По этой причине в восточном мире — Индии, Китае, Японии — идеальное искусство никогда не превращалось в оторванное от жизни занятие, ограниченное, как заведено у нас, студией скульптора, живописца, танцора, композитора или актера. Древневосточное искусство — искусство жизни. Говоря словами покойного доктора А. К. Кумарасвами, который около тридцати лет проработал хранителем Бостонского музея изящных искусств, «в древнем мире художники вовсе не были своеобразной категорией людей; напротив, каждый человек был своеобразным художником». Для всякого, кто жил и трудился, как и в любом ремесле, главной задачей и высшей целью было совершенство в своем деле — и это, пожалуй, полная противоположность идеалам современных профсоюзов, где самое важное — сколько за работу заплатят и как быстро ее удастся закончить. «Зрелому рабочему должно быть стыдно, — писал Кумарасвами в одной из статей на эту тему, — если результат его труда не дотягивает до уровня шедевра». А я могу добавить, что за долгие годы изучения произведений искусства древних народов — Египта и Месопотамии, Греции и Востока — у меня часто возникало впечатление, что создатели этих невероятных шедевров были, должно быть, эльфами или ангелами — уж во всяком случае, совсем не такими, как мы. С другой стороны, мне кажется, что, если бы мы овладели сегодня умением удерживать сосредоточенное внимание от перекура до перекура, нам тоже удалось бы открыть в себе силы, таланты и мастерство под стать ангельским.

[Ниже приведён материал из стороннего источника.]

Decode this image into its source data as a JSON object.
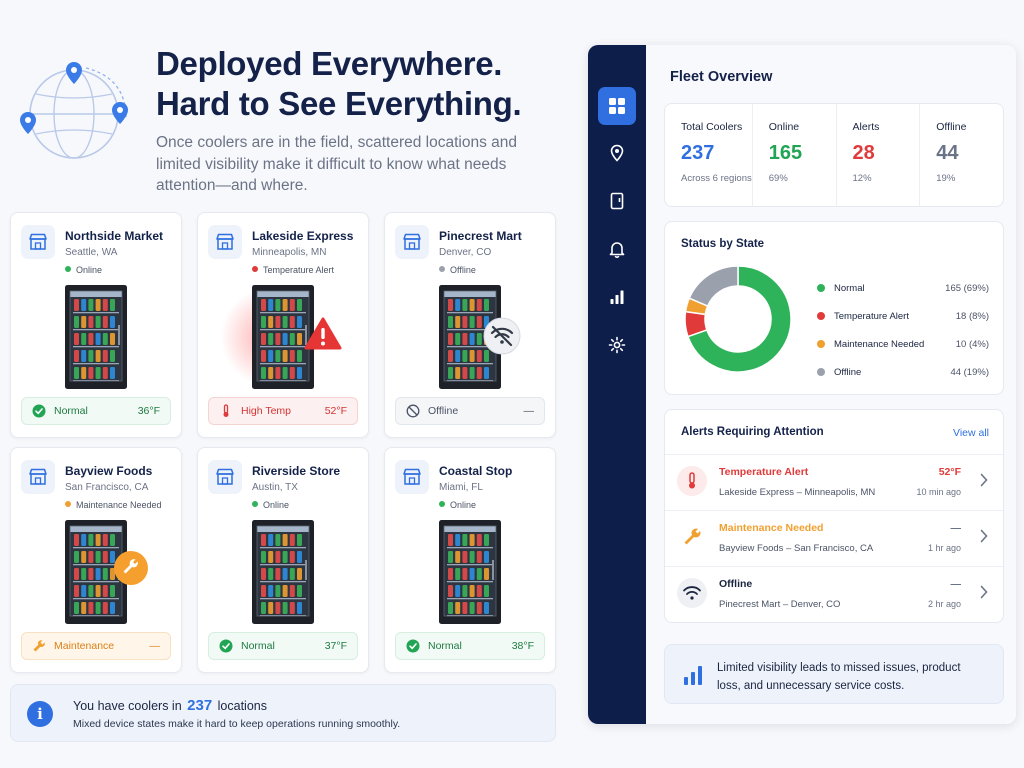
{
  "hero": {
    "title_line1": "Deployed Everywhere.",
    "title_line2": "Hard to See Everything.",
    "subtitle": "Once coolers are in the field, scattered locations and limited visibility make it difficult to know what needs attention—and where."
  },
  "stores": [
    {
      "name": "Northside Market",
      "location": "Seattle, WA",
      "state": "Online",
      "state_color": "#2fb35a",
      "pill_label": "Normal",
      "pill_value": "36°F",
      "pill_type": "normal"
    },
    {
      "name": "Lakeside Express",
      "location": "Minneapolis, MN",
      "state": "Temperature Alert",
      "state_color": "#e03a3a",
      "pill_label": "High Temp",
      "pill_value": "52°F",
      "pill_type": "hot"
    },
    {
      "name": "Pinecrest Mart",
      "location": "Denver, CO",
      "state": "Offline",
      "state_color": "#9aa1ad",
      "pill_label": "Offline",
      "pill_value": "—",
      "pill_type": "off"
    },
    {
      "name": "Bayview Foods",
      "location": "San Francisco, CA",
      "state": "Maintenance Needed",
      "state_color": "#f0a030",
      "pill_label": "Maintenance",
      "pill_value": "—",
      "pill_type": "maint"
    },
    {
      "name": "Riverside Store",
      "location": "Austin, TX",
      "state": "Online",
      "state_color": "#2fb35a",
      "pill_label": "Normal",
      "pill_value": "37°F",
      "pill_type": "normal"
    },
    {
      "name": "Coastal Stop",
      "location": "Miami, FL",
      "state": "Online",
      "state_color": "#2fb35a",
      "pill_label": "Normal",
      "pill_value": "38°F",
      "pill_type": "normal"
    }
  ],
  "infobar": {
    "prefix": "You have coolers in",
    "count": "237",
    "suffix": "locations",
    "line2": "Mixed device states make it hard to keep operations running smoothly."
  },
  "dashboard": {
    "title": "Fleet Overview",
    "nav_icons": [
      "grid-icon",
      "map-pin-icon",
      "cooler-icon",
      "bell-icon",
      "bar-chart-icon",
      "gear-icon"
    ],
    "kpis": [
      {
        "label": "Total Coolers",
        "value": "237",
        "sub": "Across 6 regions",
        "color": "#2f6fe0"
      },
      {
        "label": "Online",
        "value": "165",
        "sub": "69%",
        "color": "#22a455"
      },
      {
        "label": "Alerts",
        "value": "28",
        "sub": "12%",
        "color": "#e03a3a"
      },
      {
        "label": "Offline",
        "value": "44",
        "sub": "19%",
        "color": "#6b7386"
      }
    ],
    "status_title": "Status by State",
    "alerts_title": "Alerts Requiring Attention",
    "view_all": "View all",
    "alerts": [
      {
        "title": "Temperature Alert",
        "title_color": "#e03a3a",
        "sub": "Lakeside Express – Minneapolis, MN",
        "value": "52°F",
        "value_color": "#e03a3a",
        "time": "10 min ago",
        "icon": "thermometer-icon"
      },
      {
        "title": "Maintenance Needed",
        "title_color": "#f0a030",
        "sub": "Bayview Foods – San Francisco, CA",
        "value": "—",
        "value_color": "#6b7386",
        "time": "1 hr ago",
        "icon": "wrench-icon"
      },
      {
        "title": "Offline",
        "title_color": "#1b2540",
        "sub": "Pinecrest Mart – Denver, CO",
        "value": "—",
        "value_color": "#6b7386",
        "time": "2 hr ago",
        "icon": "wifi-off-icon"
      }
    ],
    "note": "Limited visibility leads to missed issues, product loss, and unnecessary service costs."
  },
  "chart_data": {
    "type": "pie",
    "categories": [
      "Normal",
      "Temperature Alert",
      "Maintenance Needed",
      "Offline"
    ],
    "values": [
      165,
      18,
      10,
      44
    ],
    "percent_labels": [
      "165 (69%)",
      "18 (8%)",
      "10 (4%)",
      "44 (19%)"
    ],
    "colors": [
      "#2fb35a",
      "#e03a3a",
      "#f0a030",
      "#9aa1ad"
    ],
    "title": "Status by State",
    "legend": "right"
  }
}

Как я уже упоминал, если индийское мышление и искусство склонны улетать воображением прочь от этого мира десяти тысяч вещей, то китайские художники следуют Дао, остаются верными природе и добиваются созвучия с ее чудесами. Старинные тексты утверждают, что древнекитайские даосские мудрецы тоже любили холмы и ручьи. Они чаще всего покидали города и уединялись в пустынной местности, где могли пребывать в гармонии с природой. В Японии, однако, это невозможно: там повсюду столько людей, что остаться наедине с природой — по крайней мере надолго — совершенно невозможно. Вскарабкайся на вершину самой неприступной скалы — а там уже в самом разгаре праздничный пикник. В Японии от людей и общества не скроешься. Хотя идеограммы, обозначающие «свободу» (японское дзию, китайское цзу-юй), внешне одинаковы, китайский знак подразумевает освобождение от связей с людьми, а японский — уступчивость обществу, которая выражается добровольной социальной деятельностью. С одной стороны — свобода вне общества и собирание грибов в затянутых туманом горах под бескрайним сводом небес, где никто тебя не найдет; с другой — свобода в рамках непреодолимых оков мира и общества, где ты родился, вырос и живешь. Тем не менее даже в этой тесноте можно ощутить «свободу», если достиг полного и добровольного согласия с окружающим миром. В конце концов, сердце человека живет одной жизнью, будь то на вершине утеса или в перенаселенном городе.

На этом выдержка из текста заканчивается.